Noch vor dem möglichen "Impfmechanismus" will die Unions-Fraktion sofort ein rechtssicheres, datenschutzkonformes und unbürokratisches Impfregister. In Deutschland bestehe eine "unklare Zahlen- und Datenbasis im Zusammenhang mit Corona-Impfungen". Für die Menschen ohne Corona-Impfung im Land sei daher keine konkrete Ansprache möglich. Ampel-Koalition im Bund zeigt sich bisher vor allem aus Datenschutzgründen skeptisch gegenüber einem solchen Impfregister.

SPD: "Unsinniger Vorschlag"

Der SPD-Bundestagsabgeordnete Martin Diedenhofen twitterte, die Union mache sich beim Thema Impfpflicht lächerlich. "Zu Söders Schlingerkurs kommt jetzt ein unsinniger Vorschlag einer gestaffelten Impfpflicht." CDU und CSU hätten aus zwei Jahren Pandemie nichts gelernt.

Sein Fraktionskollege Sönke Rix sieht die Unions-Bundestagsfraktion im Widerspruch zu den eigenen Parteifreunden: Sie stelle "sich nicht hinter die Ministerpräsidenten der Union, die die Einführung der allgemeinen Impfpflicht in der Ministerpräsidentenkonferenz mit beschlossen haben".

In den Beschlüssen der Bund-Länder-Gipfel war mehrfach eine allgemeine Impfpflicht verlangt worden, auch bei der jüngsten MPK am 24. Januar wurde die "Notwendigkeit" betont. Kurz vor Weihnachten hatten die Länder den Bundestag und die Bundesregierung aufgerufen, "die diesbezüglichen Vorbereitungen zügig voranzutreiben und kurzfristig einen Zeitplan vorzulegen".

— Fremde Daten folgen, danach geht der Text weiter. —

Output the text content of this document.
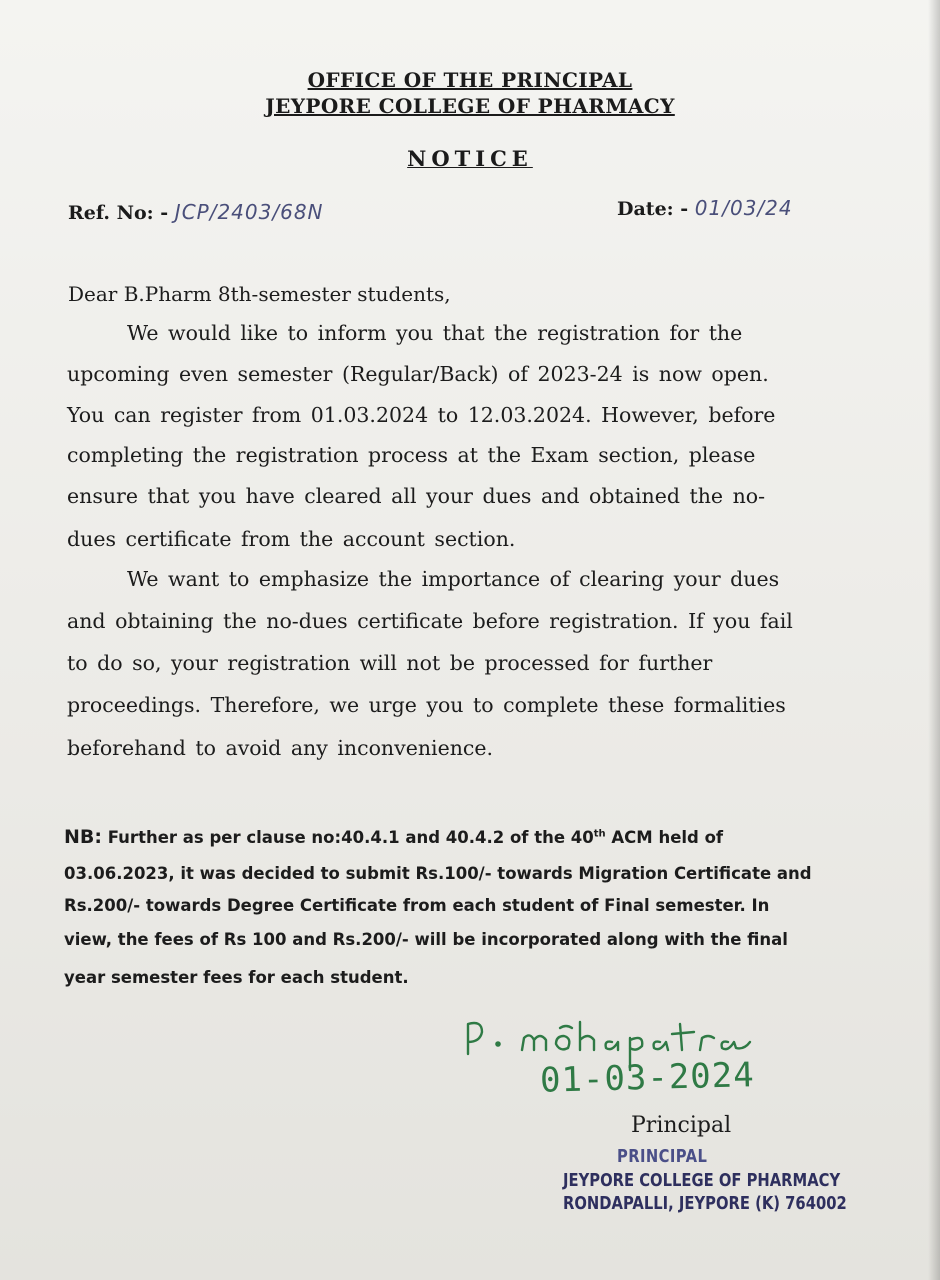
OFFICE OF THE PRINCIPAL
JEYPORE COLLEGE OF PHARMACY
NOTICE
Ref. No: - JCP/2403/68N	Date: - 01/03/24
Dear B.Pharm 8th-semester students,
We would like to inform you that the registration for the
upcoming even semester (Regular/Back) of 2023-24 is now open.
You can register from 01.03.2024 to 12.03.2024. However, before
completing the registration process at the Exam section, please
ensure that you have cleared all your dues and obtained the no-
dues certificate from the account section.
We want to emphasize the importance of clearing your dues
and obtaining the no-dues certificate before registration. If you fail
to do so, your registration will not be processed for further
proceedings. Therefore, we urge you to complete these formalities
beforehand to avoid any inconvenience.
NB: Further as per clause no:40.4.1 and 40.4.2 of the 40th ACM held of
03.06.2023, it was decided to submit Rs.100/- towards Migration Certificate and
Rs.200/- towards Degree Certificate from each student of Final semester. In
view, the fees of Rs 100 and Rs.200/- will be incorporated along with the final
year semester fees for each student.
01-03-2024
Principal
PRINCIPAL
JEYPORE COLLEGE OF PHARMACY
RONDAPALLI, JEYPORE (K) 764002
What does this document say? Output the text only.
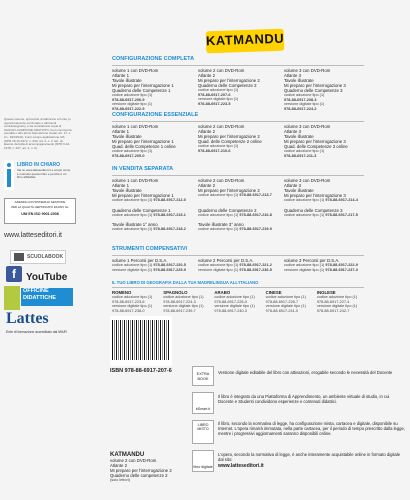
Questo volume, sprovvisto di talloncino a fronte (o opportunamente punzonato o altrimenti contrassegnato), è da considerarsi copia di SAGGIO-CAMPIONE GRATUITO, fuori commercio (vendita e altri atti di disposizione vietati: art. 17, c. 2 L. 633/1941). Fuori campo applicazione IVA (DPR 26-10-1972, n. 633, art. 2, c. 3, lett. d). Esente da bolla di accompagnamento (DPR 6-10-1978, n. 627, art. 4, n. 6).
LIBRO IN CHIARO
Vai su www.latteseditori.it e scopri come è costruito questo libro e perché è un libro affidabile.
AZIENDA CON SISTEMA DI GESTIONE
PER LA QUALITÀ CERTIFICATO DA DNV GL
UNI EN ISO 9001:2008
www.latteseditori.it
SCUOLABOOK
f	YouTube
OFFICINE DIDATTICHE
Lattes
Ente di formazione accreditato dal MIUR
KATMANDU
CONFIGURAZIONE COMPLETA
volume 1 con DVD-Rom
Atlante 1
Tavole illustrate
Mi preparo per l'interrogazione 1
Quaderno delle Competenze 1
codice adozione tipo (1)
978-88-6917-206-9
versione digitale tipo (1)
978-88-6917-222-9
volume 2 con DVD-Rom
Atlante 2
Mi preparo per l'interrogazione 2
Quaderno delle Competenze 2
codice adozione tipo (1)
978-88-6917-207-6
versione digitale tipo (1)
978-88-6917-223-5
volume 3 con DVD-Rom
Atlante 3
Tavole illustrate
Mi preparo per l'interrogazione 3
Quaderno delle Competenze 3
codice adozione tipo (1)
978-88-6917-208-3
versione digitale tipo (1)
978-88-6917-224-2
CONFIGURAZIONE ESSENZIALE
volume 1 con DVD-Rom
Atlante 1
Tavole illustrate
Mi preparo per l'interrogazione 1
Quad. delle Competenze 1 online
codice adozione tipo (1)
978-88-6917-209-0
volume 2 con DVD-Rom
Atlante 2
Mi preparo per l'interrogazione 2
Quad. delle Competenze 2 online
codice adozione tipo (1)
978-88-6917-210-6
volume 3 con DVD-Rom
Atlante 3
Tavole illustrate
Mi preparo per l'interrogazione 3
Quad. delle Competenze 3 online
codice adozione tipo (1)
978-88-6917-211-3
IN VENDITA SEPARATA
volume 1 con DVD-Rom
Atlante 1
Tavole illustrate
Mi preparo per l'interrogazione 1
codice adozione tipo (1) 978-88-6917-212-0
Quaderno delle Competenze 1
codice adozione tipo (1) 978-88-6917-215-1
Tavole illustrate 1° anno
codice adozione tipo (1) 978-88-6917-218-2
volume 2 con DVD-Rom
Atlante 2
Mi preparo per l'interrogazione 2
codice adozione tipo (1) 978-88-6917-213-7
Quaderno delle Competenze 2
codice adozione tipo (1) 978-88-6917-216-8
Tavole illustrate 3° anno
codice adozione tipo (1) 978-88-6917-219-9
volume 3 con DVD-Rom
Atlante 3
Tavole illustrate
Mi preparo per l'interrogazione 3
codice adozione tipo (1) 978-88-6917-214-4
Quaderno delle Competenze 3
codice adozione tipo (1) 978-88-6917-217-5
STRUMENTI COMPENSATIVI
volume 1 Percorsi per D.S.A.
codice adozione tipo (1) 978-88-6917-220-5
versione digitale tipo (1) 978-88-6917-225-9
volume 2 Percorsi per D.S.A.
codice adozione tipo (1) 978-88-6917-221-2
versione digitale tipo (1) 978-88-6917-236-5
volume 3 Percorsi per D.S.A.
codice adozione tipo (1) 978-88-6917-222-9
versione digitale tipo (1) 978-88-6917-237-3
IL TUO LIBRO DI GEOGRAFIA DALLA TUA MADRELINGUA ALL'ITALIANO
ROMENO
codice adozione tipo (1)
978-88-6917-223-6
versione digitale tipo (1)
978-88-6917-238-0
SPAGNOLO
codice adozione tipo (1)
978-88-6917-224-3
versione digitale tipo (1)
978-88-6917-239-7
ARABO
codice adozione tipo (1)
978-88-6917-225-0
versione digitale tipo (1)
978-88-6917-240-3
CINESE
codice adozione tipo (1)
978-88-6917-226-7
versione digitale tipo (1)
978-88-6917-241-0
INGLESE
codice adozione tipo (1)
978-88-6917-227-4
versione digitale tipo (1)
978-88-6917-242-7
ISBN 978-88-6917-207-6	EXTRA BOOK
Versione digitale editabile del libro con attivazioni, erogabile secondo le necessità del Docente
bSmart.it
Il libro è integrato da una Piattaforma di Apprendimento, un ambiente virtuale di studio, in cui Docente e Studenti condividono esperienze e contenuti didattici.
LIBRO MISTO
Il libro, secondo la normativa di legge, ha configurazione mista, cartacea e digitale, disponibile su Internet. L'opera rimarrà immutata, nella parte cartacea, per il periodo di tempo prescritto dalla legge, mentre i progressivi aggiornamenti saranno disponibili online.
libro digitale
L'opera, secondo la normativa di legge, è anche interamente acquistabile online in formato digitale dal sito:
www.latteseditori.it
KATMANDU
volume 2 con DVD-Rom
Atlante 2
Mi preparo per l'interrogazione 2
Quaderno delle competenze 2
(solo lettori)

Impfpflicht ab 18: Ampel-Abgeordnete präsentieren Entwurf

Die Vorschläge für eine allgemeine Corona-Impfpflicht ab 18 Jahren nehmen derweil konkrete Formen an. Sieben Bundestagsabgeordnete von SPD, Grünen und FDP legten am Freitag einen Entwurf für eine Impfplicht für alle Erwachsenen ab 1. Oktober vor. Dann müssten alle Erwachsenen mit Wohnsitz oder gewöhnlichem Aufenthalt in Deutschland Nachweise über drei Impfungen oder als Genesene haben und sie auf Anforderung vorlegen - bei Behörden oder der Krankenkasse. Bürgerinnen und Bürger, die aus medizinischen Gründen nicht geimpft werden können, sowie Frauen zu Beginn der Schwangerschaft sollen ausgenommen sein. Das Gesetz soll bis Ende 2023 befristet sein.

Ein Antrag gegen eine allgemeine Impfpflicht liegt bereits seit Dezember vor; er wurde von einer Gruppe um den FDP-Politiker Wolfgang Kubicki ausgearbeitet. Die Vorlage der Gruppe um den bayerischen FDP-Abgeordneten Andrew Ullmann, die eine Regelung für Menschen ab 50 Jahren befürwortet, wird noch erarbeitet.